When I was young, there was a toy called a Magic 8 Ball. This toy was made of a sphere containing some cloudy liquid suspending a buoyant 20-sided die in it, with a small window to see it. You were meant to ask a yes or no question, shake the ball, hold it with the window facing upward, and see which side of the die surfaced against the window to read it. However, the result presented you with language, allowing you to project consciousness into the process. The toy required a spiritual leap of faith for that process, because there was no apparent mechanism by which it might gain information about the world besides some kind of guiding deity or spirit reaching in to jostle the die. LLMs are far enough removed from common understanding to prevent this skepticism.

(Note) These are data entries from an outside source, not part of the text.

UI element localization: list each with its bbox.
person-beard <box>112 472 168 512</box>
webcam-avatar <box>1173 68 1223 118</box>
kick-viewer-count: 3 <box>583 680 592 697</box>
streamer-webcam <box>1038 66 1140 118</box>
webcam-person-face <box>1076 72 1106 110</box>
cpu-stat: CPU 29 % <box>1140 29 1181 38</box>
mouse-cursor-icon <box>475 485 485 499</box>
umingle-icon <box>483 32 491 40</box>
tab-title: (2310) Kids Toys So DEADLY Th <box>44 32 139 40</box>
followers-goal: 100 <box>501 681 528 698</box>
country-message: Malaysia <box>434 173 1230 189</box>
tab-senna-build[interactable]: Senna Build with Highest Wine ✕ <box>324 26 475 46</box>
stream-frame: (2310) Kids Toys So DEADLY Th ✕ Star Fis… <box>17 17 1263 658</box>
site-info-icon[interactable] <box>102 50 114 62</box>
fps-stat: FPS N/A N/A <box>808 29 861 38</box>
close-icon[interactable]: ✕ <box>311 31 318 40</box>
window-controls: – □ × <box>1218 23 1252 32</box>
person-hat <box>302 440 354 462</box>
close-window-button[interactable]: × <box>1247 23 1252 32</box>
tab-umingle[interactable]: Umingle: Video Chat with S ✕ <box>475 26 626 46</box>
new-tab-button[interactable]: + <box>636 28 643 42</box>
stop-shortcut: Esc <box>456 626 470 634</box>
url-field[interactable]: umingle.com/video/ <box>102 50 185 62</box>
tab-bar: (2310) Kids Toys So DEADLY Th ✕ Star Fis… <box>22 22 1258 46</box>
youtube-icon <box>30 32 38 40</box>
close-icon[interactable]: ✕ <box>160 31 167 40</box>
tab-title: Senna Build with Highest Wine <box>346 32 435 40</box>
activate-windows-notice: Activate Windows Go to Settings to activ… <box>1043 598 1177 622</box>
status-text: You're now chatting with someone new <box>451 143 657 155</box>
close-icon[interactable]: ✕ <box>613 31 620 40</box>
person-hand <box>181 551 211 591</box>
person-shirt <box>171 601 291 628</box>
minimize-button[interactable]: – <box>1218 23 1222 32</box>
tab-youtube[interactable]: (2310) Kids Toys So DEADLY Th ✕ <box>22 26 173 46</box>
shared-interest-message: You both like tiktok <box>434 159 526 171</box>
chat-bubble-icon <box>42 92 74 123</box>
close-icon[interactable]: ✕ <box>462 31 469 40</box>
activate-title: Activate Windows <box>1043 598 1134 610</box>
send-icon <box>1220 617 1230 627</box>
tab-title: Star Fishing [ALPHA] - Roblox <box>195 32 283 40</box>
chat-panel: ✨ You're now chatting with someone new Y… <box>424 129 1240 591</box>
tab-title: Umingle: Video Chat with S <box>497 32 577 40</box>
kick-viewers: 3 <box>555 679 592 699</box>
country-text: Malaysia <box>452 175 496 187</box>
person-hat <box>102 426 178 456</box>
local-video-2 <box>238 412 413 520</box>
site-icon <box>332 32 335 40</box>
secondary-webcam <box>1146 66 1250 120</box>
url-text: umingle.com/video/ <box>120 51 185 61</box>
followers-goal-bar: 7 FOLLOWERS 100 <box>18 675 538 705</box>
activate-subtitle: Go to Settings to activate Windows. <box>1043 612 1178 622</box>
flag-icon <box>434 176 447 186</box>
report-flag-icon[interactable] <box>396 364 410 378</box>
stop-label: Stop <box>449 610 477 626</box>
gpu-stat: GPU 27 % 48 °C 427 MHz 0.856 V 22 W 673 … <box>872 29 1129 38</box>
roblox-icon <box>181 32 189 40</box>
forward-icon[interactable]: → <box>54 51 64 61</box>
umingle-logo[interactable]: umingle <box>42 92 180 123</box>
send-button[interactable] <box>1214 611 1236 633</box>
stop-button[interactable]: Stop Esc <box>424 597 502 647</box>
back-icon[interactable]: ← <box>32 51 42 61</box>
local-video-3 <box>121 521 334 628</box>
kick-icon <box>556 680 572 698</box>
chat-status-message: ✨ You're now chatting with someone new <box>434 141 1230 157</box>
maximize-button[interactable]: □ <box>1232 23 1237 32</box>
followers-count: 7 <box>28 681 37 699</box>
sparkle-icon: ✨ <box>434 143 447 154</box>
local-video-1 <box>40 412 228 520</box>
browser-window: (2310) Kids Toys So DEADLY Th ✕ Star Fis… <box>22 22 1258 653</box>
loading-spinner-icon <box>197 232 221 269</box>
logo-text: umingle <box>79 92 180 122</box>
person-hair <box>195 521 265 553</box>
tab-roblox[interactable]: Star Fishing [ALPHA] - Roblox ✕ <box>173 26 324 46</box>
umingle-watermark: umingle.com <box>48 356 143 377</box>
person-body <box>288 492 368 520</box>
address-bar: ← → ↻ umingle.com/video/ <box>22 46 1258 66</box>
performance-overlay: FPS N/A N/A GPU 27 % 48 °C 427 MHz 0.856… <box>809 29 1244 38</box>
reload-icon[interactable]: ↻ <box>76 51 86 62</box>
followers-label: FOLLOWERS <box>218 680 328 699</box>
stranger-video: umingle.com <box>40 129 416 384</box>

In fact, the AI relationship article I mentioned earlier has many people who make this mistake. Almost every interview with a person in what they claim is "a relationship with an AI" will start with a preamble of the form "I'm not stupid. I'm not a rube. I know how it works. I know it's just probabalistically putting one word after another", and then they will say "but", and then they will say something that is wholly incompatible with that idea.

This is not a new problem. In fact, this was a particular pet peeve of computer scientist Edsger W. Dijkstra. In 1973 he wrote about precisely this, as it existed in his time

I think anthropomorphism is the worst of all. I have now seen programs "trying to do things", "wanting to do things", "believing thing to be true", "knowing things" etc. Don't be so naïve as to believe that this use of language is harmless. It invited the programmer to identify himself with the execution of the program and almost forces upon him the use of operational semantics. ...

And now we have the fad of making all sorts of systems and components "intelligent" or "smart". It often boils down to designing a woolly man-machine interface that makes the machine as unlike a computer as possible: the computer's greatest strength --the efficient embodiment of a formal system-- has to be disguised at great cost. So much for anthropomorphism. (This morning I declined to write a popular article about the question "Can machines think?" I told the editor that I thought the question as ill-posed and uninteresting as the question "Can submarines swim?" But the editor, being a social scientist, was unmoved: he thought the latter a very interesting question too.)

LLMs represent the pinnacle of what Dijkstra calls a "woolly man-machine interface". We are far beyond "trying" and "knowing" in this field; even the technical jargon around LLMs has words like "training" and "attention" and "inference". These all have specific technical meanings, and also just so happen to have meanings that apply to human consciousness, and many people would love for you to trip and fall and mistake one for the other.

An LLM's output would be claims of fact if they came from a person. Avoiding the conclusion that a human-like process created it is difficult, and takes constant vigilance. There are far too many people now who are paid a great deal of money to prevent everyone, most of all themselves, from understanding this.